Member of the Maryland House of Delegates from the 1B district
- In office 1975–1986 Serving with W. Timothy Finan
- Preceded by: district established
- Succeeded by: Kevin Kelly

Member of the Maryland House of Delegates
- In office 1971–1974
- Preceded by: Edward T. Evans Jr.
- Succeeded by: districts established
- Constituency: Allegany County, Maryland

Personal details
- Born: May 31, 1906 Eckhart Mines, Maryland, U.S.
- Died: February 26, 1989 (aged 82) Cumberland, Maryland, U.S.
- Resting place: St. Michael's Church Frostburg, Maryland, U.S.
- Party: Democratic
- Education: State Teachers College at Frostburg

Military service
- Allegiance: United States
- Branch/service: United States Army
- Battles/wars: World War II

= William B. Byrnes =

American politician

William B. Byrnes (May 31, 1906 – February 26, 1989) was an American politician. He served in the Maryland House of Delegates, representing Allegany County from 1971 to 1974 and District 1B from 1975 to 1986.

==Early life==
William B. Byrnes was born on May 31, 1906, in Eckhart Mines, Maryland. He attended parochial and public schools in Allegany County. He graduated from State Teachers College at Frostburg in 1926.

==Career==
Byrnes worked as an inspector for the Maryland Motor Vehicle Administration and as a sales manager for W. K. Kellogg Company. He also worked as a teacher. He served in the U.S. Army during World War II.

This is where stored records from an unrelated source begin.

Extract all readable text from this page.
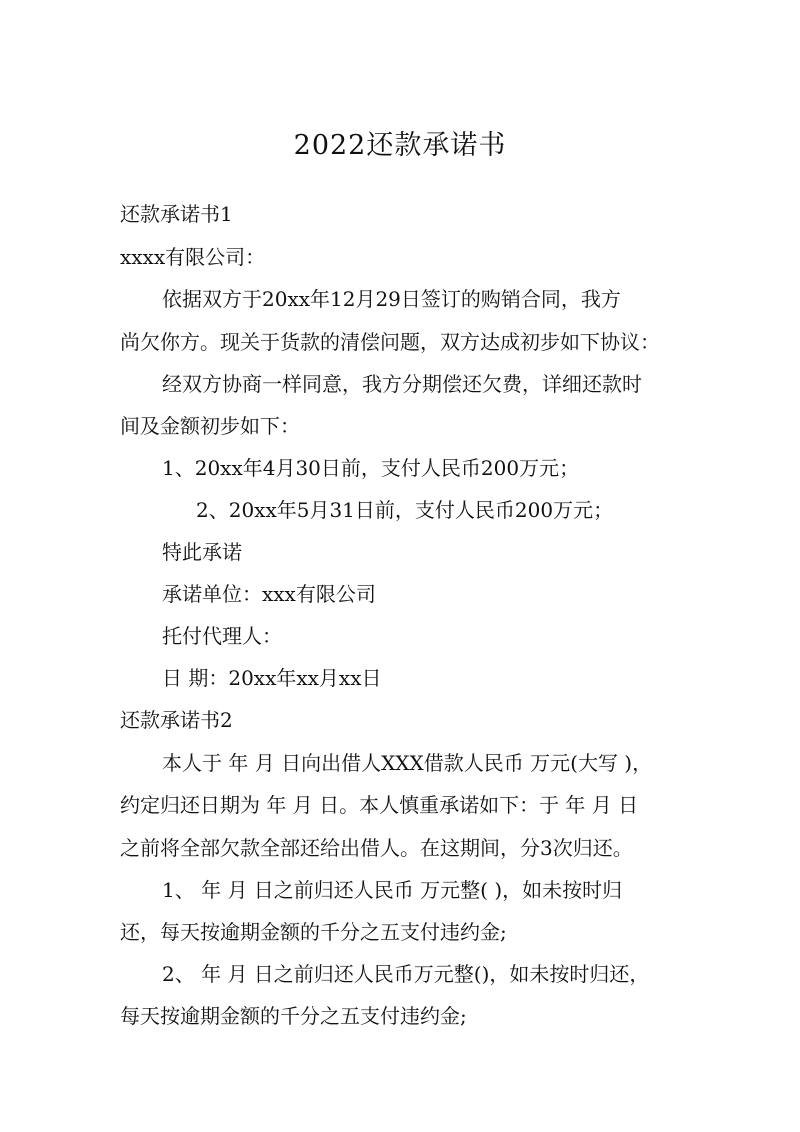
2022还款承诺书
还款承诺书1
xxxx有限公司：
依据双方于20xx年12月29日签订的购销合同，我方
尚欠你方。现关于货款的清偿问题，双方达成初步如下协议：
经双方协商一样同意，我方分期偿还欠费，详细还款时
间及金额初步如下：
1、20xx年4月30日前，支付人民币200万元；
2、20xx年5月31日前，支付人民币200万元；
特此承诺
承诺单位：xxx有限公司
托付代理人：
日 期：20xx年xx月xx日
还款承诺书2
本人于 年 月 日向出借人XXX借款人民币 万元(大写 )，
约定归还日期为 年 月 日。本人慎重承诺如下：于 年 月 日
之前将全部欠款全部还给出借人。在这期间，分3次归还。
1、 年 月 日之前归还人民币 万元整( )，如未按时归
还，每天按逾期金额的千分之五支付违约金;
2、 年 月 日之前归还人民币万元整()，如未按时归还，
每天按逾期金额的千分之五支付违约金;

Byrnes became a member of the Maryland House of Delegates in 1971 and represented Allegany County from 1971 to 1974 and District 1B from 1975 to 1986. He was a Democrat. During his career, he turned down donations and self-funded his political campaigns.

==Personal life==
Byrnes owned his family's hardware store in Frostburg, Maryland until the early 1980s.

Byrnes died on February 26, 1989, at Sacred Heart Hospital in Cumberland, Maryland. He was buried in the parish cemetery at St. Michael's Church in Frostburg.